Maybe he’s just one of those people, you’re thinking; one of those people who doesn’t try things; one of those people who takes a firm position on a food or drink without any evidence, like a four-year-old. (We hate these people. Grow up. Just try the thing.)
But it’s not that. We know Morgan’s not a non-trier because eventually he did try it.
This week’s experiment suggests it wasn’t a deliberate policy, it was simply something he never did. Eoin Morgan hung around on Earth for 33 years without ever once thinking to take a sip of coffee.
Like so much about Morgan, this spectacularly long-term coffee avoidance is very mysterious. It’s not that he didn’t like coffee (not until last week anyway). He’s just… avoided it.
What does this say about him?

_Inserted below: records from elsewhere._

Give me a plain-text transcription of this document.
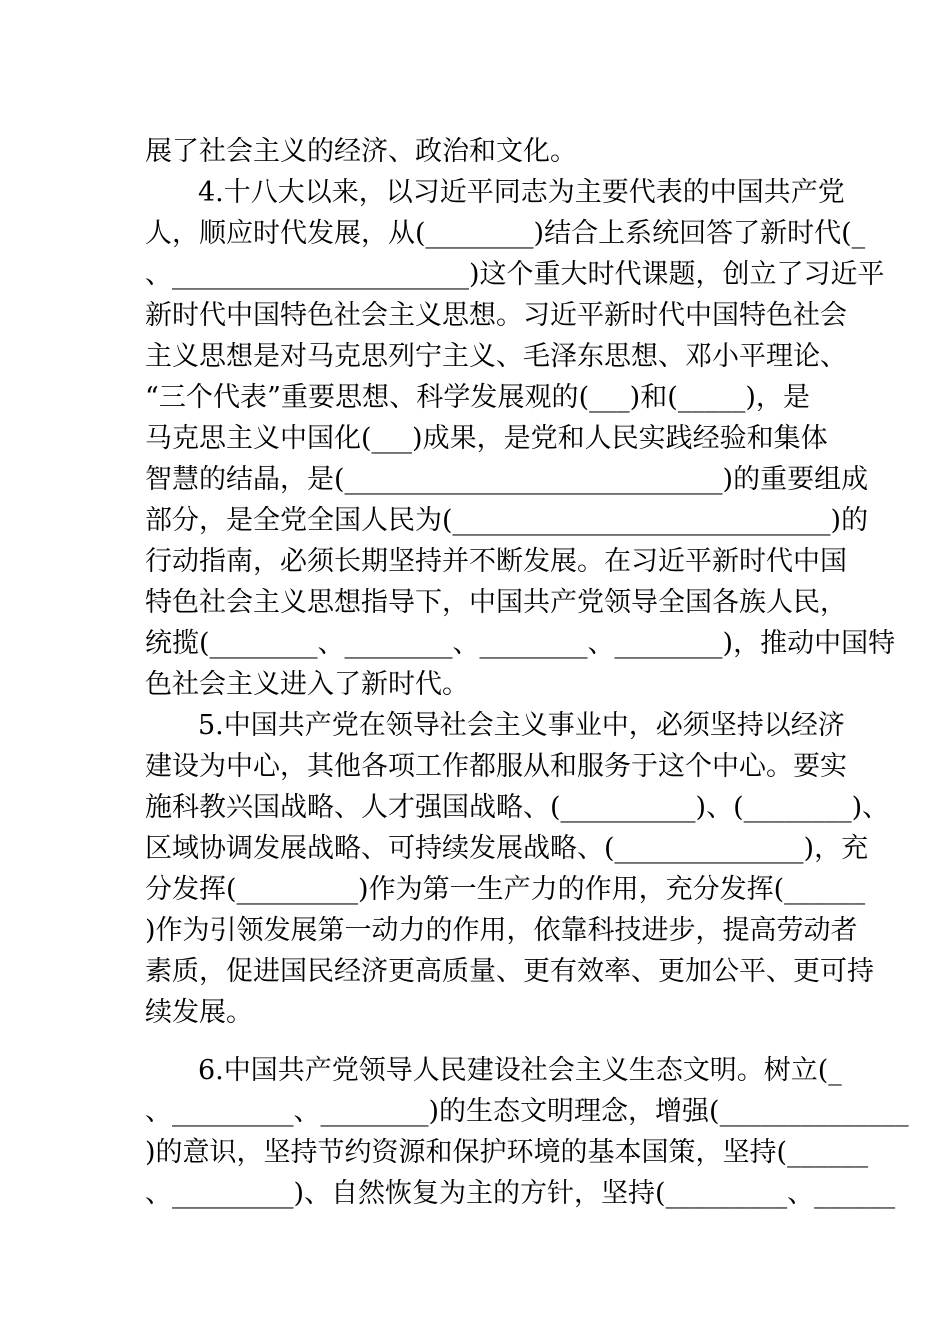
展了社会主义的经济、政治和文化。
4.十八大以来，以习近平同志为主要代表的中国共产党
人，顺应时代发展，从(________)结合上系统回答了新时代(_
、______________________)这个重大时代课题，创立了习近平
新时代中国特色社会主义思想。习近平新时代中国特色社会
主义思想是对马克思列宁主义、毛泽东思想、邓小平理论、
“三个代表”重要思想、科学发展观的(___)和(_____)，是
马克思主义中国化(___)成果，是党和人民实践经验和集体
智慧的结晶，是(____________________________)的重要组成
部分，是全党全国人民为(____________________________)的
行动指南，必须长期坚持并不断发展。在习近平新时代中国
特色社会主义思想指导下，中国共产党领导全国各族人民，
统揽(________、________、________、________)，推动中国特
色社会主义进入了新时代。
5.中国共产党在领导社会主义事业中，必须坚持以经济
建设为中心，其他各项工作都服从和服务于这个中心。要实
施科教兴国战略、人才强国战略、(__________)、(________)、
区域协调发展战略、可持续发展战略、(______________)，充
分发挥(_________)作为第一生产力的作用，充分发挥(______
)作为引领发展第一动力的作用，依靠科技进步，提高劳动者
素质，促进国民经济更高质量、更有效率、更加公平、更可持
续发展。
6.中国共产党领导人民建设社会主义生态文明。树立(_
、_________、________)的生态文明理念，增强(______________
)的意识，坚持节约资源和保护环境的基本国策，坚持(______
、_________)、自然恢复为主的方针，坚持(_________、______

It feels like a small thing that betrays something larger. It feels like a window into his psyche.
I read a confession recently by a mum who didn’t want her young kids to grow up eating chocolate so she was always warning them about how bitter it was. Then when they were old enough she gave them their first piece of chocolate – carefully chosen to be as unpalatably bitter as possible. After that they looked at other people happily munching on chocolate with complete disbelief – how does anyone eat that stuff? And why? But they didn’t try a second time just to check for themselves.
I wonder whether Mr and Mrs Morgan had a similar aversion to their young son growing up drinking coffee, and enacted a similarly cunning plan to ensure their desired outcome. Perhaps they told him the real reason coffee is brown?

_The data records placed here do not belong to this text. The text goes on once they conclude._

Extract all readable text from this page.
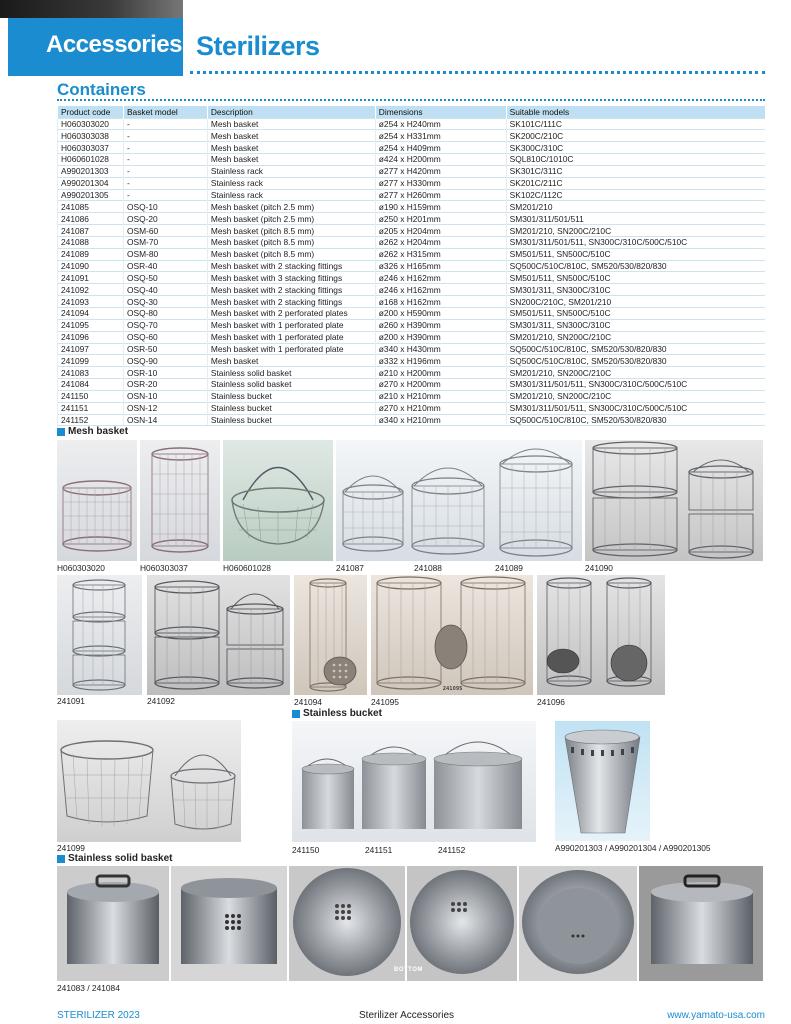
Accessories Sterilizers
Containers
Product code	Basket model	Description	Dimensions	Suitable models
H060303020	-	Mesh basket	ø254 x H240mm	SK101C/111C
H060303038	-	Mesh basket	ø254 x H331mm	SK200C/210C
H060303037	-	Mesh basket	ø254 x H409mm	SK300C/310C
H060601028	-	Mesh basket	ø424 x H200mm	SQL810C/1010C
A990201303	-	Stainless rack	ø277 x H420mm	SK301C/311C
A990201304	-	Stainless rack	ø277 x H330mm	SK201C/211C
A990201305	-	Stainless rack	ø277 x H260mm	SK102C/112C
241085	OSQ-10	Mesh basket (pitch 2.5 mm)	ø190 x H159mm	SM201/210
241086	OSQ-20	Mesh basket (pitch 2.5 mm)	ø250 x H201mm	SM301/311/501/511
241087	OSM-60	Mesh basket (pitch 8.5 mm)	ø205 x H204mm	SM201/210, SN200C/210C
241088	OSM-70	Mesh basket (pitch 8.5 mm)	ø262 x H204mm	SM301/311/501/511, SN300C/310C/500C/510C
241089	OSM-80	Mesh basket (pitch 8.5 mm)	ø262 x H315mm	SM501/511, SN500C/510C
241090	OSR-40	Mesh basket with 2 stacking fittings	ø326 x H165mm	SQ500C/510C/810C, SM520/530/820/830
241091	OSQ-50	Mesh basket with 3 stacking fittings	ø246 x H162mm	SM501/511, SN500C/510C
241092	OSQ-40	Mesh basket with 2 stacking fittings	ø246 x H162mm	SM301/311, SN300C/310C
241093	OSQ-30	Mesh basket with 2 stacking fittings	ø168 x H162mm	SN200C/210C, SM201/210
241094	OSQ-80	Mesh basket with 2 perforated plates	ø200 x H590mm	SM501/511, SN500C/510C
241095	OSQ-70	Mesh basket with 1 perforated plate	ø260 x H390mm	SM301/311, SN300C/310C
241096	OSQ-60	Mesh basket with 1 perforated plate	ø200 x H390mm	SM201/210, SN200C/210C
241097	OSR-50	Mesh basket with 1 perforated plate	ø340 x H430mm	SQ500C/510C/810C, SM520/530/820/830
241099	OSQ-90	Mesh basket	ø332 x H196mm	SQ500C/510C/810C, SM520/530/820/830
241083	OSR-10	Stainless solid basket	ø210 x H200mm	SM201/210, SN200C/210C
241084	OSR-20	Stainless solid basket	ø270 x H200mm	SM301/311/501/511, SN300C/310C/500C/510C
241150	OSN-10	Stainless bucket	ø210 x H210mm	SM201/210, SN200C/210C
241151	OSN-12	Stainless bucket	ø270 x H210mm	SM301/311/501/511, SN300C/310C/500C/510C
241152	OSN-14	Stainless bucket	ø340 x H210mm	SQ500C/510C/810C, SM520/530/820/830
Mesh basket
H060303020	H060303037	H060601028	241087	241088	241089	241090
241095
241091	241092	241094	241095	241096
241099
Stainless bucket
241150	241151	241152	A990201303 / A990201304 / A990201305
Stainless solid basket
BOTTOM
241083 / 241084
STERILIZER 2023	Sterilizer Accessories	www.yamato-usa.com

Maybe, but he still gave it a try eventually, which only begs a different question.
It’s perfectly understandable. He’s Irish. We’re big tea-drinkers. There’s no need for coffee. I’m only coming around a bit towards coffee now, and I just turned 50. I don’t think my coffee virginity lasted until 33, but I bet I wasn’t far off, if I could be bothered to check. It’s an acquired taste, after all, unlike tea.
My favourite coffee is Irish Coffee
https://en.wikipedia.org/wiki/Irish_coffee
I am surprised that it is not a big thing in Ireland
Maybe Morgan is just bored with press conferences and has started making things up.
Negative press covfefe?
Incidentally I’ve just started to get into loose leaf tea. I love it… I can’t believe it took me such oolong time.
I’m with Sam on this one.
I find it almost impossible to believe that Eoin Morgan has avoided coffee all these years and then relented this week in Christchurch.
He’s been on Middlesex’s books for 15+years and was at Dulwich College for a while before that.
Malahide is not exactly a hotbed of tea-totalism even within the Republic of Ireland.
Eoin does have previous in saying whatever he fancies on topics that don’t really matter. He is on record stating categorically that he didn’t play hurling at school and that said “explanation” for his unconventional cricket shots is an urban myth. Yet he is also on record thus:
https://www.espncricinfo.com/story/_/id/22806090/switching-colours-switching-hits
I’m a big fan of his, but Eoin is a bit of a wind-up-merchant when it comes to the press.
Try everything once, except incest and folk dancing.
Thomas Beecham
Oh dear…I tried one of those things last Christmas…
http://ianlouisharris.com/2018/12/14/z-yen-seasonal-lunch-and-brawl-guildhall-14-december-2018/
…and am planning on trying it a second time this coming festive season…
I reuse the filters from the aeropress which makes the process slightly more complicated, but on balance I find this works well. How about you KC?
Overly detailed concern with unimportant matters. On this site?
We sometimes reuse, but then other times we try and reuse them only for someone to throw them away before they can be put into service again. At the minute, we can’t be bothered.
Way to tackle that is to put the filter back in the aeropress immediately after emptying it.
Top tip.
Just what a cricket site is for. This and the PNG thread have drawn me back me in after about 7 yrs
Don’t think it’s*all* been terrible in the interim.